Verdict: Slight edge to Gauge, though both are limited compared to enterprise-grade tools.
Pricing comparison
| Plan | Goodie | Gauge |
|---|---|---|
| Free tier | None | Yes (free signup) |
| Entry/Starter | ~$495/mo | $99/mo (100 prompts, ChatGPT, 3 articles) |
| Mid-tier | Not public | $599/mo (600 prompts, all models, 18 articles) |
| Enterprise | Custom | Custom |
The pricing gap at entry level is stark. Gauge's Starter plan is roughly 5x cheaper than Goodie's starting price. If you're a mid-market brand with a real budget, Goodie's pricing is in range -- but you'd want to verify the company's operational status before signing a contract.
Pros and cons
Goodie
Pros:
- Clean, focused monitoring product
- Covers the four most-used AI models for brand tracking
- Visibility scoring and alerting are core, not afterthoughts
- Enterprise pricing suggests dedicated support and SLAs
Cons:
- Domain listed for sale as of April 2026 -- operational status unclear
- No free trial or self-serve entry point
- No content creation or optimization features
- Pricing starts at ~$495/month with no public lower tier
- Limited competitive intelligence compared to Gauge
Gauge
Pros:
- $99/month entry point makes it accessible
- Covers 7 AI models including Copilot, AI Mode, and AI Overviews
- Built-in article generation (3-18/month depending on plan)
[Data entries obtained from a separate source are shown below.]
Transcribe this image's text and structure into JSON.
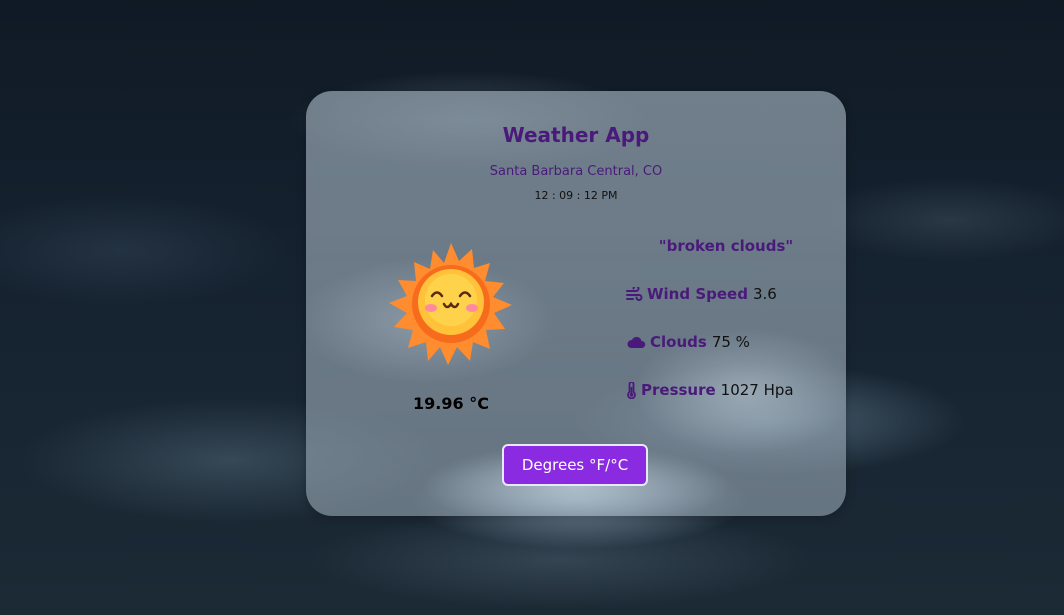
{
  "app": {
    "title": "Weather App"
  },
  "location": {
    "name": "Santa Barbara Central, CO",
    "time": "12 : 09 : 12 PM"
  },
  "current": {
    "icon": "smiling-sun-icon",
    "temperature": "19.96 °C",
    "description": "\"broken clouds\""
  },
  "stats": {
    "wind": {
      "icon": "wind-icon",
      "label": "Wind Speed",
      "value": "3.6"
    },
    "clouds": {
      "icon": "cloud-icon",
      "label": "Clouds",
      "value": "75 %"
    },
    "pressure": {
      "icon": "thermometer-icon",
      "label": "Pressure",
      "value": "1027 Hpa"
    }
  },
  "controls": {
    "unit_toggle_label": "Degrees °F/°C"
  },
  "colors": {
    "accent": "#4a1a7a",
    "button": "#8a2be2",
    "sun": "#ff9a30"
  }
}
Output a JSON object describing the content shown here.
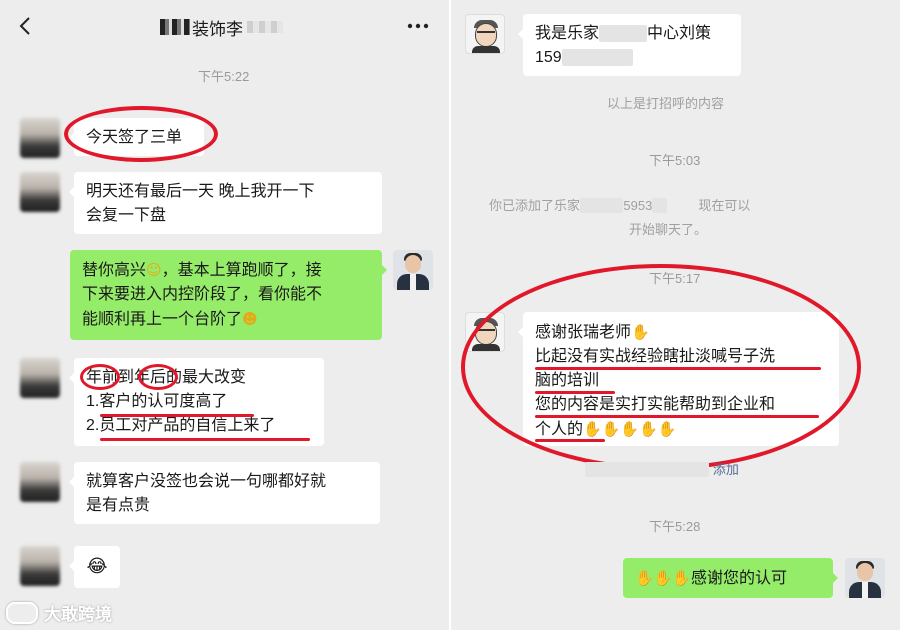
{
  "left": {
    "header": {
      "back_icon": "chevron-left-icon",
      "title_visible": "装饰李",
      "more_icon": "more-dots-icon"
    },
    "time_1": "下午5:22",
    "messages": [
      {
        "text": "今天签了三单"
      },
      {
        "line1": "明天还有最后一天  晚上我开一下",
        "line2": "会复一下盘"
      },
      {
        "line1": "替你高兴",
        "line1_rest": "，基本上算跑顺了，接",
        "line2": "下来要进入内控阶段了，看你能不",
        "line3": "能顺利再上一个台阶了"
      },
      {
        "line1": "年前到年后的最大改变",
        "line2": "1.客户的认可度高了",
        "line3": "2.员工对产品的自信上来了"
      },
      {
        "line1": "就算客户没签也会说一句哪都好就",
        "line2": "是有点贵"
      },
      {
        "emoji": "😂"
      }
    ],
    "watermark": "大敢跨境"
  },
  "right": {
    "top_card": {
      "line1_start": "我是乐家",
      "line1_end": "中心刘策",
      "line2": "159"
    },
    "system_1": "以上是打招呼的内容",
    "time_1": "下午5:03",
    "system_2_a": "你已添加了乐家",
    "system_2_b": "5953",
    "system_2_c": "现在可以",
    "system_2_line2": "开始聊天了。",
    "time_2": "下午5:17",
    "message": {
      "line1": "感谢张瑞老师",
      "line2": "比起没有实战经验瞎扯淡喊号子洗",
      "line3": "脑的培训",
      "line4": "您的内容是实打实能帮助到企业和",
      "line5": "个人的"
    },
    "hint_tail": "添加",
    "time_3": "下午5:28",
    "reply": "感谢您的认可"
  },
  "colors": {
    "annotation_red": "#e0182a",
    "bubble_green": "#95ec69",
    "chat_bg": "#ededed"
  }
}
- Onsite and offsite content recommendations
- Self-serve signup, no sales call required to start
- Active product with clear roadmap
Cons:
- Starter plan is ChatGPT-only -- you need Growth ($599/mo) for full model coverage
- 100 prompts/month on Starter is limiting for larger brands
- Newer platform, less established track record than some competitors
- Content generation volume is modest even on Growth
Who should pick which tool
Pick Gauge if:
- You're a small to mid-sized brand or agency starting with AI visibility tracking
- You want to act on data, not just monitor it -- the content recommendations and article generation matter to you
- You need coverage across Google AI Mode and AI Overviews in addition to ChatGPT and Perplexity
- You want to start with a lower-risk $99/month plan before scaling
- You want a self-serve product you can evaluate without a sales process
Consider Goodie if:
- You're an enterprise brand that was already using Goodie and have an existing relationship
- You only need monitoring and alerting, not content creation
- You've verified the company's current operational status and are satisfied with what you find
Consider neither if:
- You need crawler logs to understand how AI bots interact with your site
- You need Reddit and YouTube citation tracking
- You need prompt volume and difficulty scoring to prioritize your efforts
- You need traffic attribution to connect AI visibility to actual revenue
For teams that need that full picture -- tracking, content generation, crawler logs, Reddit insights, and traffic attribution -- platforms like Promptwatch cover the complete loop in a single product.

Final verdict
Gauge is the clearer choice between these two tools in 2026. It's cheaper to start, covers more AI models, and goes beyond monitoring to actually help you improve your visibility with content recommendations and article generation. The $99/month entry point means you can test it without a major commitment.
Goodie's core monitoring product is solid, but the domain-for-sale situation is a real concern that's hard to ignore. Even setting that aside, Goodie doesn't offer content creation or the competitive depth that Gauge provides. At ~$495/month, you're paying more for less functionality.
If you're serious about AI search visibility and want a tool that helps you close the loop from "we're invisible here" to "we published content and our score improved," Gauge is the better starting point of the two -- though neither tool is the most comprehensive option in the market.